Scienza

Dal Mit un nuovo dispositivo che estrae acqua potabile dall’aria

Alimentato dalla sola energia solare, il sistema potrebbe aiutare a risolvere i problemi di approvvigionamento idrico nel mondo: con un materiale innovativo e una tecnologia all’avanguardia può funzionare anche in aree aride, dove l’umidità non supera il 20 per cento

Oltre quattro miliardi di persone al mondo subiscono gravi perdite d’acqua per almeno un mese all’anno e, tra queste, 700 milioni non hanno accesso a fonti di acqua potabile. Lo dice l’Organizzazione mondiale della sanità, certificando così un problema sempre più stringente, quello della scarsità d’acqua, il cosiddetto “oro blu”. Grazie alla collaborazione tra il Massachusetts Institute of Technology (MIT) e la University of California, Berkeley, è nato un nuovo dispositivo  che potrebbe essere utilizzato per portare acqua potabile nelle aree più povere del mondo. Come? Ricavando acqua pulita dall’aria (con l’aiuto del sole).
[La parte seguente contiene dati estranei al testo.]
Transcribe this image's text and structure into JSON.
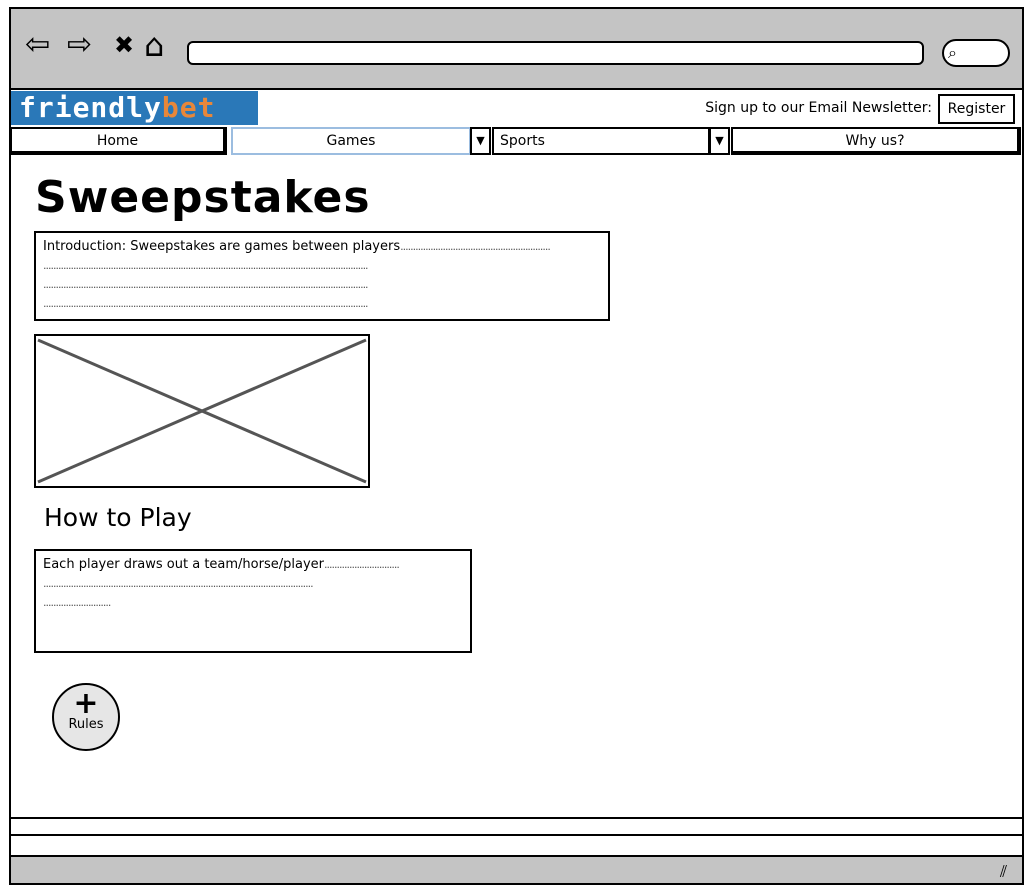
{
  "browser": {
    "back_icon": "back-arrow-icon",
    "forward_icon": "forward-arrow-icon",
    "stop_icon": "close-icon",
    "home_icon": "home-icon",
    "search_icon": "search-icon",
    "glyphs": {
      "back": "⇦",
      "forward": "⇨",
      "stop": "✖",
      "home": "⌂",
      "search": "⌕",
      "resize": "⫽"
    }
  },
  "header": {
    "logo_part1": "friendly",
    "logo_part2": "bet",
    "newsletter_text": "Sign up to our Email Newsletter:",
    "register_label": "Register"
  },
  "nav": {
    "home": "Home",
    "games": "Games",
    "sports": "Sports",
    "why": "Why us?",
    "dropdown_glyph": "▼"
  },
  "main": {
    "title": "Sweepstakes",
    "intro_text": "Introduction: Sweepstakes are games between players",
    "intro_dots_1": "............................................................",
    "intro_dots_2": "..................................................................................................................................",
    "intro_dots_3": "..................................................................................................................................",
    "intro_dots_4": "..................................................................................................................................",
    "how_to_play": "How to Play",
    "play_text": "Each player draws out a team/horse/player",
    "play_dots_1": "..............................",
    "play_dots_2": "............................................................................................................",
    "play_dots_3": "...........................",
    "rules_plus": "+",
    "rules_label": "Rules"
  },
  "colors": {
    "chrome": "#c4c4c4",
    "logo_bg": "#2a78b8",
    "logo_accent": "#e8873a",
    "games_border": "#9cbde0"
  }
}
I risultati dello studio su Science

Il dispositivo è in grado di catturare il vapore acqueo presente in atmosfera e liberare acqua grazie alla sola luce solare. I risultati dello studio sono stati pubblicati sulla rivista Science. «Abbiamo costruito un dispositivo che estrae l’acqua dall’aria. È possibile azionarlo anche in aree molto aride dove l’umidità non supera il 20 per cento», spiega Evelyn Wang, ingegnere meccanico del MIT e coautrice della ricerca. Il dispositivo non richiede alcuna fonte di energia aggiuntiva oltre a quella solare e deve la sua efficacia a un nuovo, innovativo materiale. Si tratta di composti cristallini detti MOFs (acronimo di Metal Organic Frameworks) in grado di ricercare l’acqua e intrappolarla sotto forma di vapore. Formati da uno speciale materiale metallo-organico altamente poroso, i MOFs possono contenere fino al 90% di spazi vuoti, utili per intrappolare gas o liquidi. La dimensione e il carattere chimico dei pori del materiale possono essere personalizzati per catturare particolari tipi di molecole.

Foto: Mit

Il potere del sole

Il dispositivo utilizza l’energia solare per separare le molecole di vapore e immagazzinare l’acqua. Di giorno la luce del sole libera l’acqua raccolta dai cristalli durante la notte, facendola finire in un condensatore. Qui il vapore si trasforma in acqua potabile, che viene infine raccolta in un apposito collettore. Secondo gli autori, lo strumento potrebbe consentire di sfruttare l’acqua presente nell’aria intorno a noi, in una quantità stimata di 13 milioni di miliardi di litri in tutto il mondo. In condizioni di umidità pari al 20-30%, il prototipo ha dimostrato di poter produrre 2,8 litri di acqua al giorno per ogni chilogrammo di MOF utilizzato.

(Foto: MIT)

Foto: Mit

Acqua nelle zone più aride del mondo

Il passo successivo dovrà essere lo sviluppo di materiali ancora più performanti, per realizzare una raccolta d’acqua su più larga scala. Il materiale potrebbe essere modificato per assorbire almeno il doppio della quantità di liquido o per diventare più efficiente a diversi livelli di umidità. E ancora, la tecnologia potrebbe essere abbinata a pannelli solari o altre attrezzature per aumentare la produzione a fini industriali o agricoli. Intanto, bisognerà risolvere il problema del costo dei materiali, per rendere il dispositivo accessibile a tutti. L’intenzione è quella di diffondere questi dispositivi nelle aree più povere del mondo, per permettere alle famiglie di produrre la propria acqua in casa. «Al momento, in laboratorio, questa tecnologia è molto costosa. L’obiettivo è quello di renderla accessibile alle zone in via di sviluppo», conclude Wang.